Марфа вдруг остановилась так внезапно, что я чуть не налетел на нее. Глаза ее округлились.
– Рената, о которой я говорю, тоже из Рождественского. Твоя землячка! Полностью ее имя: Рената... Михайловна... Петрова. Есть у вас такая? Ты ведь всех знаешь.
– Не помню,– почему-то замялся я,– может, и есть.
Мы вошли в кабинет Лосевой. Сердце мое гулко билось. Я заставил себя успокоиться.
Профессора Лосеву я знал давно, не раз бывал на ее лекциях, восхищался ею как ученым и как человеком и никогда не переставал удивляться, как у нее мог быть такой сын, как наш Харитонушка.
Таисия Константиновна собиралась идти в спецтеплицы вместе со своей лаборанткой. Обе только что примеряли новые скафандры (в теплицах была атмосфера, давление и температура, как на Марсе). При виде нас скафандры были отложены, нас любезно пригласили садиться. Затем, спохватившись, Лосева представила меня лаборантке.
...Почему мы так смотрели друг на друга, словно знали давно и встретились после долгой разлуки. «Наконец-то! – говорили ее глаза.– Я так долго тебя ждала. Вот ты и пришел. Долго же я тебя ждала!»
Это прекрасное лицо с трогательно доверчивыми глазами, ожидающими радости или чуда, я знал всегда.
Портрет висел у дедушки на стене. Юношеская любовь деда. Юношеская ли? По-моему, он любил ее всю жизнь. Много я о ней слышал. Многое понял, раздумывая над ее судьбой. Дед рассказывал о ней много доброго...

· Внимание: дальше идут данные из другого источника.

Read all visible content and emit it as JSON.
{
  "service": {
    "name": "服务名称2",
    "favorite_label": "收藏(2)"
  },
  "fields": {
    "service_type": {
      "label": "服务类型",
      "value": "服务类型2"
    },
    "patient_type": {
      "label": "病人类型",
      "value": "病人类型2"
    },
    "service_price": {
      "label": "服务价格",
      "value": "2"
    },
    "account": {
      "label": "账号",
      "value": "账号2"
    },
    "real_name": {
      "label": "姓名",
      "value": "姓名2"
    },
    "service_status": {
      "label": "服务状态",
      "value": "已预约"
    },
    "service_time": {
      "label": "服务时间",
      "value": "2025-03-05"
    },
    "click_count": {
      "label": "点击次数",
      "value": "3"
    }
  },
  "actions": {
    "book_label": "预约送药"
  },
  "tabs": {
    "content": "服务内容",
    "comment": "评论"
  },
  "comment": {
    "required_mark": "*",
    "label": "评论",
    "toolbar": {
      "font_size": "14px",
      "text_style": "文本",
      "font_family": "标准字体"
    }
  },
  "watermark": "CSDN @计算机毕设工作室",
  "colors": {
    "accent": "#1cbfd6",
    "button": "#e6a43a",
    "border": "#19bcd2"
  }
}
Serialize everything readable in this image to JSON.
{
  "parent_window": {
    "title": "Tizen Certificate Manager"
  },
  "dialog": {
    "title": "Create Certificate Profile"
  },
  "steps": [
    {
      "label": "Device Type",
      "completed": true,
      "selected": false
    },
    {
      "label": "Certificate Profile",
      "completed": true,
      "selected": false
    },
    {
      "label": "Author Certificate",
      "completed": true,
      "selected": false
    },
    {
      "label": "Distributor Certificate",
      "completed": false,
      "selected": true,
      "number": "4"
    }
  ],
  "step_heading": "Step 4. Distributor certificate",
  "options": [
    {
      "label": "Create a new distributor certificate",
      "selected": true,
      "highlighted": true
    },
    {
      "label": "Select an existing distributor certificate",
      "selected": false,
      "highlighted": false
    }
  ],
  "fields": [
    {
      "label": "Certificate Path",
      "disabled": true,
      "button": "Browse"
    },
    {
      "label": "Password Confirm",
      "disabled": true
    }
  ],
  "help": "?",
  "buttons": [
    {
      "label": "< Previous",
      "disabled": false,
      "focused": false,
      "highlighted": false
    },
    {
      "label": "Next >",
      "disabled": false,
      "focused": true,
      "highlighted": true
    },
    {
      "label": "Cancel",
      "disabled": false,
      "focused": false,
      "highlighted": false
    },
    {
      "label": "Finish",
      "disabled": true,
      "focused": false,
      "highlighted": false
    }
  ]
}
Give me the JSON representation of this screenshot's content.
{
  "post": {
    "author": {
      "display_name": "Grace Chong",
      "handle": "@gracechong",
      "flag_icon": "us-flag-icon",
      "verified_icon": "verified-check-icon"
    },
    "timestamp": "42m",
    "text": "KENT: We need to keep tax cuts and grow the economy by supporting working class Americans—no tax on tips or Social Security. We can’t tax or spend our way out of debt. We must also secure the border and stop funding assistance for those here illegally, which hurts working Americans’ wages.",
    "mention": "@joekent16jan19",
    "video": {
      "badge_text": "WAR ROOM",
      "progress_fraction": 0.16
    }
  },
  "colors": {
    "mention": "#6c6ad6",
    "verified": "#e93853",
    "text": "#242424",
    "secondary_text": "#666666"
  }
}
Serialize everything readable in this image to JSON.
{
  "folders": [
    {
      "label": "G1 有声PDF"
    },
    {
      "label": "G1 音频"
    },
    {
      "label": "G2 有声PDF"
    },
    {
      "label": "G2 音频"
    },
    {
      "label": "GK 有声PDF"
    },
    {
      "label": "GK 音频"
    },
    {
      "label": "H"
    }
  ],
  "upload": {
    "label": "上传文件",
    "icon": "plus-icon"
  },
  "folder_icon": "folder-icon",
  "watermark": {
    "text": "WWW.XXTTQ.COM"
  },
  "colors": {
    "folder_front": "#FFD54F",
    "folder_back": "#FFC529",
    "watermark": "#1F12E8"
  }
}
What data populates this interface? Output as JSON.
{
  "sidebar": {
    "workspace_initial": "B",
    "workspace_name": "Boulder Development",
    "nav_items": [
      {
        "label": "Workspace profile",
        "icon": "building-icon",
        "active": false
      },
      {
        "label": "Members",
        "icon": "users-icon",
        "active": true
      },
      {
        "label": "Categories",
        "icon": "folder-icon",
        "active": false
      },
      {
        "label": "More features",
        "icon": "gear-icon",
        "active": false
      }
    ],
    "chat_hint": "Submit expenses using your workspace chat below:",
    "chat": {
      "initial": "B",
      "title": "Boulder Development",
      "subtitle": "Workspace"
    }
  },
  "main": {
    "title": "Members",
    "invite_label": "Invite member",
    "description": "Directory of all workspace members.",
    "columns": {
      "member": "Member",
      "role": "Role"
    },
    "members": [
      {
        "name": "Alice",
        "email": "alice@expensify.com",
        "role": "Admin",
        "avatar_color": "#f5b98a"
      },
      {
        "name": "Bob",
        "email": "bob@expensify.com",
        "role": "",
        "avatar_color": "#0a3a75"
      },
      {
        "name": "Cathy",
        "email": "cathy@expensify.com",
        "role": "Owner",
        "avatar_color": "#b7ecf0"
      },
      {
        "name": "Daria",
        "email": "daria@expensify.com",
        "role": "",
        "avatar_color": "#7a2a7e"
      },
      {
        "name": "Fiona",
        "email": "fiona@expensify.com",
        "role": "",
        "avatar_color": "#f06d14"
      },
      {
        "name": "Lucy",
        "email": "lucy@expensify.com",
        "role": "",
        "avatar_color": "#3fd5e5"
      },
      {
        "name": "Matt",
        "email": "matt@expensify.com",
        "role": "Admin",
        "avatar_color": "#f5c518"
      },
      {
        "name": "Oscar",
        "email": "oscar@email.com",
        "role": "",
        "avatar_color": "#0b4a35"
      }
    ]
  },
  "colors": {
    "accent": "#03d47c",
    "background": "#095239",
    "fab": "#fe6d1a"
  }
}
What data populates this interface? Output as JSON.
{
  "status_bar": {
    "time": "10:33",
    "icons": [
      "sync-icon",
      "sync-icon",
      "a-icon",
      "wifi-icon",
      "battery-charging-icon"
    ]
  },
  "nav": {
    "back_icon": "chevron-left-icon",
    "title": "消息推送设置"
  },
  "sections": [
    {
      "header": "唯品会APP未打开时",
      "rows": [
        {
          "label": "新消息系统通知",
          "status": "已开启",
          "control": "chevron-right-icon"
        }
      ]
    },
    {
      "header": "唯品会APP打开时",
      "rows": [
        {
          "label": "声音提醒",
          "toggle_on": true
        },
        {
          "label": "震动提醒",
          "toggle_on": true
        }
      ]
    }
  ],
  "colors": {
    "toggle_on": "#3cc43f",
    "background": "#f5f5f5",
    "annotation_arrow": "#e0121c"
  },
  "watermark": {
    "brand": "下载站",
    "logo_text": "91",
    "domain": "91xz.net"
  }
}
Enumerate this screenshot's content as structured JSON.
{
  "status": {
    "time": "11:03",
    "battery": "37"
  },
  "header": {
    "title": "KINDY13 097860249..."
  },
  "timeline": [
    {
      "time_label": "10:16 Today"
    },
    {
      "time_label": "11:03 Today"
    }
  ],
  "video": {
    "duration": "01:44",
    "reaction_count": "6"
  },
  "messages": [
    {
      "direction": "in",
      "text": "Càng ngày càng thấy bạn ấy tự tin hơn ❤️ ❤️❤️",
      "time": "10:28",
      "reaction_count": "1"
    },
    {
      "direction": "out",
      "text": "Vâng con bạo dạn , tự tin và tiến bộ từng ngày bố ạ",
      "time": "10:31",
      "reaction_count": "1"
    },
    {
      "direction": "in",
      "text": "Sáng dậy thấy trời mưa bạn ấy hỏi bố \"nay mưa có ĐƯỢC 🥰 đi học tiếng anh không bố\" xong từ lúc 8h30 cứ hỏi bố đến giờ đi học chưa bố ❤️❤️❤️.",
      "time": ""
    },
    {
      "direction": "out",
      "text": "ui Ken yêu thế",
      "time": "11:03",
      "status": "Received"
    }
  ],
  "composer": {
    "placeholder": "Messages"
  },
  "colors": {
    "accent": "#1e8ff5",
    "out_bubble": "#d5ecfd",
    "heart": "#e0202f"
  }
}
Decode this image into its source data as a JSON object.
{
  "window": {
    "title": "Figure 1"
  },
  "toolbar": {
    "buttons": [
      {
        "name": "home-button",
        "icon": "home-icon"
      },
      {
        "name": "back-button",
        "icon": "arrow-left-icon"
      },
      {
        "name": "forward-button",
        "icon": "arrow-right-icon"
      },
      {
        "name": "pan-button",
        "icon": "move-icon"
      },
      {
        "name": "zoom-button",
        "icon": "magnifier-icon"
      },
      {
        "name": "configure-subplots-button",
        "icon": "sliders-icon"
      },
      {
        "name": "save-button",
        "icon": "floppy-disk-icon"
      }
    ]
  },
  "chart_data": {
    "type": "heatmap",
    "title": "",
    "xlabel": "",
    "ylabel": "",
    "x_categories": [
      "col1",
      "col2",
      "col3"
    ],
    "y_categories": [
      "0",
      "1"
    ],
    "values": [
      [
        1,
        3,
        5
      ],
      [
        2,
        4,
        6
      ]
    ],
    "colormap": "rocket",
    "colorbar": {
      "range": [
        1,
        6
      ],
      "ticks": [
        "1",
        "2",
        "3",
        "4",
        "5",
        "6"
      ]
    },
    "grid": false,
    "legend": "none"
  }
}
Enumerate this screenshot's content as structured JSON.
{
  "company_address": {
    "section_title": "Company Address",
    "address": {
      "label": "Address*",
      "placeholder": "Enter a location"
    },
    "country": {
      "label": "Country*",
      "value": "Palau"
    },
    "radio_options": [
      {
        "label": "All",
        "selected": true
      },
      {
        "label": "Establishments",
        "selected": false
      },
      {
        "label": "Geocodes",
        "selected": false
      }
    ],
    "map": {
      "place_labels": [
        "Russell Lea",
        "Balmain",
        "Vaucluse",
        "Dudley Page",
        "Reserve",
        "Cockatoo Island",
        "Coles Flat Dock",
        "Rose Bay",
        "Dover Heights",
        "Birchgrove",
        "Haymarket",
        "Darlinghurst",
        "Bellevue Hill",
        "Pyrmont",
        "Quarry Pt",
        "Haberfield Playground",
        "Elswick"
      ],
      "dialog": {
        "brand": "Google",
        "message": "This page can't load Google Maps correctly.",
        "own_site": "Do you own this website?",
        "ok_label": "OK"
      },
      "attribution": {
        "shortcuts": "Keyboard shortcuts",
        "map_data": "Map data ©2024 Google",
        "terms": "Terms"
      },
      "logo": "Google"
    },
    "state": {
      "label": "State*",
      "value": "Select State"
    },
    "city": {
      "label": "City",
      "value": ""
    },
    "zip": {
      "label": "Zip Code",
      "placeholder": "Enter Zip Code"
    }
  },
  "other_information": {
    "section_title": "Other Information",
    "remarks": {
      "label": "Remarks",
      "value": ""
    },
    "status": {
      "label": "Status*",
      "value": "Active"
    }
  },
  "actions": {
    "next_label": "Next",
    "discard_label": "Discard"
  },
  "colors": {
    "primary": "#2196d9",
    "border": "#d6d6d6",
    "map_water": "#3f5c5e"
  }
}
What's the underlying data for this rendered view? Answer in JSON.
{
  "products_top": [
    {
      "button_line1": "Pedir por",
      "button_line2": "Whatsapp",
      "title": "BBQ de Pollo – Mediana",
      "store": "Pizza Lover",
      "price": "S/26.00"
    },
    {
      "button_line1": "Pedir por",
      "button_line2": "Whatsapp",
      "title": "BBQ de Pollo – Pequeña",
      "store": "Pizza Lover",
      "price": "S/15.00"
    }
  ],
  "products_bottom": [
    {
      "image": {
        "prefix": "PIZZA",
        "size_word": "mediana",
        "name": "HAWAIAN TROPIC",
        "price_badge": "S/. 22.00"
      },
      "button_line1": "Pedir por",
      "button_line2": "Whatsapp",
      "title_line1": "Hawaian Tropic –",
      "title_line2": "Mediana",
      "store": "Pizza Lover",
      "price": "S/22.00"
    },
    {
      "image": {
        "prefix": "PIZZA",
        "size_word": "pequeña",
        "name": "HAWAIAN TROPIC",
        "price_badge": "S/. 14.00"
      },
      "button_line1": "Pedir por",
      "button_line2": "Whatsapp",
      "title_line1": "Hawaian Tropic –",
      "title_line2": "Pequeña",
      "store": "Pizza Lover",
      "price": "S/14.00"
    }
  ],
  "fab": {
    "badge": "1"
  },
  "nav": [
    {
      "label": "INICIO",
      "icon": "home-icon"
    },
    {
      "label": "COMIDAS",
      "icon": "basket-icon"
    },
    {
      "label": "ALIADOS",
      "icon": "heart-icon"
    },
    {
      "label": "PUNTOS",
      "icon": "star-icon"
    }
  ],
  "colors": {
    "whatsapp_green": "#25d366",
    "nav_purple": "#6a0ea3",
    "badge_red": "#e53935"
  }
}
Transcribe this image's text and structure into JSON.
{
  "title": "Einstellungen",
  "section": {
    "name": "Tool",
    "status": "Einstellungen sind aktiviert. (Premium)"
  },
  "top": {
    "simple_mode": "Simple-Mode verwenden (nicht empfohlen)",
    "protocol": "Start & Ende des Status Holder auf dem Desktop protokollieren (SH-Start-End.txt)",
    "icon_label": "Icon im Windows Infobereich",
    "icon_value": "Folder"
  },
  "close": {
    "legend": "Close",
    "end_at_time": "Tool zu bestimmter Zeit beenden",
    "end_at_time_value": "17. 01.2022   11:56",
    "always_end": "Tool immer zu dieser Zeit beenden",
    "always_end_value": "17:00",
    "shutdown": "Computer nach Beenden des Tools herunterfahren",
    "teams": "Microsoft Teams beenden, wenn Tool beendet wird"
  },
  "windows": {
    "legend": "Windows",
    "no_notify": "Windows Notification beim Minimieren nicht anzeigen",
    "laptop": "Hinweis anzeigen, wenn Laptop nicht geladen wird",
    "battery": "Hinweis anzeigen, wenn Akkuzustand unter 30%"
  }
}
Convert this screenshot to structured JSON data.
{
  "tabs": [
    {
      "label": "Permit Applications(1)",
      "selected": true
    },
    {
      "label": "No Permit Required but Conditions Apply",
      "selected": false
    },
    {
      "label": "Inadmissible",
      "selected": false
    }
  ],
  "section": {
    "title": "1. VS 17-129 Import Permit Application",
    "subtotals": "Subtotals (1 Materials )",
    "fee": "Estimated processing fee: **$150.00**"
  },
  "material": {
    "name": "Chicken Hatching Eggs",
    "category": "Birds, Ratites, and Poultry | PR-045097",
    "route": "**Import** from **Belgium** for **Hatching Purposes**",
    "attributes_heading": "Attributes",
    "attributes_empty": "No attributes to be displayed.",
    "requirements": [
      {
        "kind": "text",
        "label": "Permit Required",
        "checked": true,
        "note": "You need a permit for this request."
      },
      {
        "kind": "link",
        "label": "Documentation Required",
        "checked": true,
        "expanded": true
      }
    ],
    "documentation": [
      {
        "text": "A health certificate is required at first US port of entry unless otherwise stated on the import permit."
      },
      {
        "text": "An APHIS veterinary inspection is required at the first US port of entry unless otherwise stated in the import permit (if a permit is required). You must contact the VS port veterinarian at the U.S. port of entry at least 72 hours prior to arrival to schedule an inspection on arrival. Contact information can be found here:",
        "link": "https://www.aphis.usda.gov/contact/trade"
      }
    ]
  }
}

Конечно, эта девушка никак не могла быть той Ренатой, умершей задолго до моего рождения, но... какое странное, какое непостижимое сходство: имя, наружность, тот же душевный склад!
Я ни слова не слышал из того, что говорили обе профессорши. Я взял за руку Ренату и отвел ее в сторону.
– Вы из Рождественского?
– Да. О да!
– Мой дед Николай Протасович Симонов видел вас?
– Конечно. Я жила у него... в комнате, где...
– Где жила Рената его юности?
– Да.
– Как могло получиться... такое сходство? У нее ведь не было, по-моему, родных?
– Я вам расскажу все. Одному вам. Но не здесь.
– Где же?
– Где хотите. Может, придете ко мне? Николай... Протасович и Юра все знают. Вы тоже должны знать. Я ждала вас.
– Меня?
– Я хочу просить у вас совета. Со мной случилась очень странная история.
– Я приду к вам.
Мы договорились о встрече, я взял адрес и ушел, крайне взволнованный и испуганный за дедушку. Как пережил он эту встречу?!
Я где-то бродил по Москве, не помню где, но в четыре уже был у президента Академии наук.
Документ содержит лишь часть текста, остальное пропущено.